Cowboys Invaded – Update (26/3/20)

I finally feel like I’ve had a productive day at my home studio. After completing my list of special effects I finally made a start on the test footage that would allow me to understand what’s needed in order to bring this animation to life.

Equipment is also slowly arriving allowing me to eventually do more complex tests. So far I’ve stuck to what I can physically do with what I have. Limiting me to basic green screen and low-fi effects. The first was the explosions of the buildings that I have planned to add to a number of scenes. Using the a solid model and it’s ruined version I first shot both versions at the same angle. With just that one shot the two models had to line up, which they did successfully. Allowing me to apply the special effect to be added during the edit. Another fun and easy one was the laser beams, which I thought was going to be easier than I thought. Once I found a few different laser beams to test out I added them to the quick animation I shot for it. The laser beam test also allowed me to also test the motion of the gun towers too. They look pretty clunky but that’s the design too. I’m hoping to shake off that cute association that’s been attached to them.

I also started to film the mine lift in front of the paper belt. The effect is hard to capture right, leading to a few tests being carried out to capture it properly. I have to focus on the body of the lift to see through to the belt in action. It’s really dark, from whatever angle I shoot from it’s dark. I need to get some lights in there to really make this work. Whilst the final test was focusing on capturing the gold mine from the cross-section. The second attempt really captured this as I combined all the models to build up that environment.

Moving on I need to look at creating a dust field, this will be more complex as it’s will be including more explosions. It could be seen as a run through for that scene too. The fun will really begin when the green screen arrives so can use my boom and dolly track, to suspend a spaceship from different positions and film different motions.

Cowboys Invaded – Update (25/3/20)

I still don’t feel I’m making enough progress working from home. But that’s something I can’t avoid right now. I do feel safer for it. I need a routine in place soon to get things moving at a steady pace again.

Saying all that I have now finished the storyboards, which allow me to better visualise what scenes will look like and how I need to set up my model spaceships against the green screen. It took about two days to complete the process, which on reflection is pretty good for a process I’ve never done before.

Moving on I’m drawing up a call sheet of special effects shots that need to be completed. I’m not sure if I’m half way through yet. I do know that I have to reflect the storyboards to a certain point to ensure that everything make sense and allows me to focus without causing confusion.
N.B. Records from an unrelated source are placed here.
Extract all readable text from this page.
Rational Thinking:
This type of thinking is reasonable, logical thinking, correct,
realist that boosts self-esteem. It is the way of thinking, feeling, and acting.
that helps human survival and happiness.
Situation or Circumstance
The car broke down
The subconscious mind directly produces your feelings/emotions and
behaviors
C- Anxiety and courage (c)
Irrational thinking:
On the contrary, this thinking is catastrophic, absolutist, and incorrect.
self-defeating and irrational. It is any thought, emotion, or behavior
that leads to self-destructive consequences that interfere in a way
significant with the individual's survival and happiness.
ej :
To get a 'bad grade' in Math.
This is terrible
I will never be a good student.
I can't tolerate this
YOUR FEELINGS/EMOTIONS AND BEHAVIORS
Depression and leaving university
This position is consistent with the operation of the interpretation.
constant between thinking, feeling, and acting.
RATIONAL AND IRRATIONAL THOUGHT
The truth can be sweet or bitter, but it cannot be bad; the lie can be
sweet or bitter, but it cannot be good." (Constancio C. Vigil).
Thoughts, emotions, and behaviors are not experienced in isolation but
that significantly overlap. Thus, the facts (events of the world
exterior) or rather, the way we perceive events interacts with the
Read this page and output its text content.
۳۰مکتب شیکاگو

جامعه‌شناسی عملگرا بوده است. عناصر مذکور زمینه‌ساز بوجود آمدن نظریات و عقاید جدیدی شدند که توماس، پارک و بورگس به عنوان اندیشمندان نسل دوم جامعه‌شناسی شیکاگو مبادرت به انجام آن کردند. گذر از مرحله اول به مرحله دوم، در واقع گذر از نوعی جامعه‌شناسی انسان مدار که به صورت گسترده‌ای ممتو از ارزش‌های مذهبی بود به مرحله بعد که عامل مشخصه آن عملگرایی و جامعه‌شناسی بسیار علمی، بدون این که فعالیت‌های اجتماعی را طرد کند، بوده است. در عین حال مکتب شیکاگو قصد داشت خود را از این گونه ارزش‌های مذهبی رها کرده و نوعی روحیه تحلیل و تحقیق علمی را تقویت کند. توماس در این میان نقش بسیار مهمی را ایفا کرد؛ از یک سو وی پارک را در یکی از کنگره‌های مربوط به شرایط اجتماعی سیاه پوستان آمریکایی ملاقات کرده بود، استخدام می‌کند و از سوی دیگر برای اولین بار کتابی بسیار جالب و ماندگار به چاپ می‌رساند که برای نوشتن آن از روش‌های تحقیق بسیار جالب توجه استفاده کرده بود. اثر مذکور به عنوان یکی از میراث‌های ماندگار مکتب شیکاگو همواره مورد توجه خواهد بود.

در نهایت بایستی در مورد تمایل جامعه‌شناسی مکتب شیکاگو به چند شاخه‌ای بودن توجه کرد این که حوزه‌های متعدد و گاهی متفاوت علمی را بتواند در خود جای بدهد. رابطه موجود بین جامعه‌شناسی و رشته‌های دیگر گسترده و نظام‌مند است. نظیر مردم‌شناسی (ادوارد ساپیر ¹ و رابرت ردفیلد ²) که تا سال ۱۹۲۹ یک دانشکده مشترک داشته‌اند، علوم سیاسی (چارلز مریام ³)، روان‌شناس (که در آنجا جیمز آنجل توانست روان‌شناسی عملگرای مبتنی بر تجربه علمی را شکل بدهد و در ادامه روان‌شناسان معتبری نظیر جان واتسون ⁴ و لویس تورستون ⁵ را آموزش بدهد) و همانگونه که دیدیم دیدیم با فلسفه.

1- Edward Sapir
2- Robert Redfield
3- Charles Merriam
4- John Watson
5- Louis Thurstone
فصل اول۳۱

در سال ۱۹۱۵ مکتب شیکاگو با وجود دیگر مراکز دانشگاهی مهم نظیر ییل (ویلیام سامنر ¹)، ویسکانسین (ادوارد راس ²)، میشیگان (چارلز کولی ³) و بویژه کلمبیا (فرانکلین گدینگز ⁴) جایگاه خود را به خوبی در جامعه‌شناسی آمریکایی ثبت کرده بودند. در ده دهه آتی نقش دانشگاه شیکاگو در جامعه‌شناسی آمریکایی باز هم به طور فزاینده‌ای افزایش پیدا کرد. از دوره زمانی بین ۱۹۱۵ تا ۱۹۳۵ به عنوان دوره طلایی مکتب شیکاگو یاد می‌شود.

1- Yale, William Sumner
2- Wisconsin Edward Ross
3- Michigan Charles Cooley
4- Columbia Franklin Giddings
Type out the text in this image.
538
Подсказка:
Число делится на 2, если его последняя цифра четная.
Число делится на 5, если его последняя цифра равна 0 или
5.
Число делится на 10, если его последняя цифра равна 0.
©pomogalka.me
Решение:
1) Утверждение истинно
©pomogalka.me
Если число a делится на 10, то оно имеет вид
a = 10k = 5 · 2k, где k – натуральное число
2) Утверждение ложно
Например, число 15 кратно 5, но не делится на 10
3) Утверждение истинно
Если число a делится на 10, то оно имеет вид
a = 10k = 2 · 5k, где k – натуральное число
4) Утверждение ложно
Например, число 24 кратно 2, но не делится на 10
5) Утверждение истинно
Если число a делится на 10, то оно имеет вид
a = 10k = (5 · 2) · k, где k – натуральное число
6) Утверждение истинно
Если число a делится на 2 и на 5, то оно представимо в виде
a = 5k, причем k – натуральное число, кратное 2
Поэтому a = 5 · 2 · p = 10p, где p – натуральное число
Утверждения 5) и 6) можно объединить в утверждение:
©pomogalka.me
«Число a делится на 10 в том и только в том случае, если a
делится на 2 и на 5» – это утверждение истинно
Moving forward I’m hoping to then move onto the test shots with the models and to experiment with equipment that I’ve just ordered. There’s going to be some interesting weeks ahead for sure.

Cowboys Invaded – Update (24/3/20)

It’s my first full day working at home in what has become an almost lockdown situation in the UK right now. I don’t feel I’ve really done that much with the distractions of home pulling me away from work. Saying that I’m getting a better idea of how things are going to look when I begin shooting.

I began the day by finally selecting the Native American that meets the cowboys. I knew that I wanted the green standing pose I found earlier, but couldn’t find the matching rider and horse. They were found in a box of riders that date back to the 1960’s. Because of the scale I’ll have to be really careful how I shoot the rider before switching to the standing figure.

I then moved onto the storyboards of the spaceship scenes. There are quite a few I’ve learned over the past two days. I’ve not even finished them all as yet. I am starting to see how these scenes are looking now, taking ideas that have been floating in my head for the best part of a year or more. Using one of my spaceships to help visualise each motion or pass that I need to set up for.

With another days work on them to go I’ll then move onto a special effects list before I begin test shots. I could be getting my camera out before the end of the week seeing things really happen.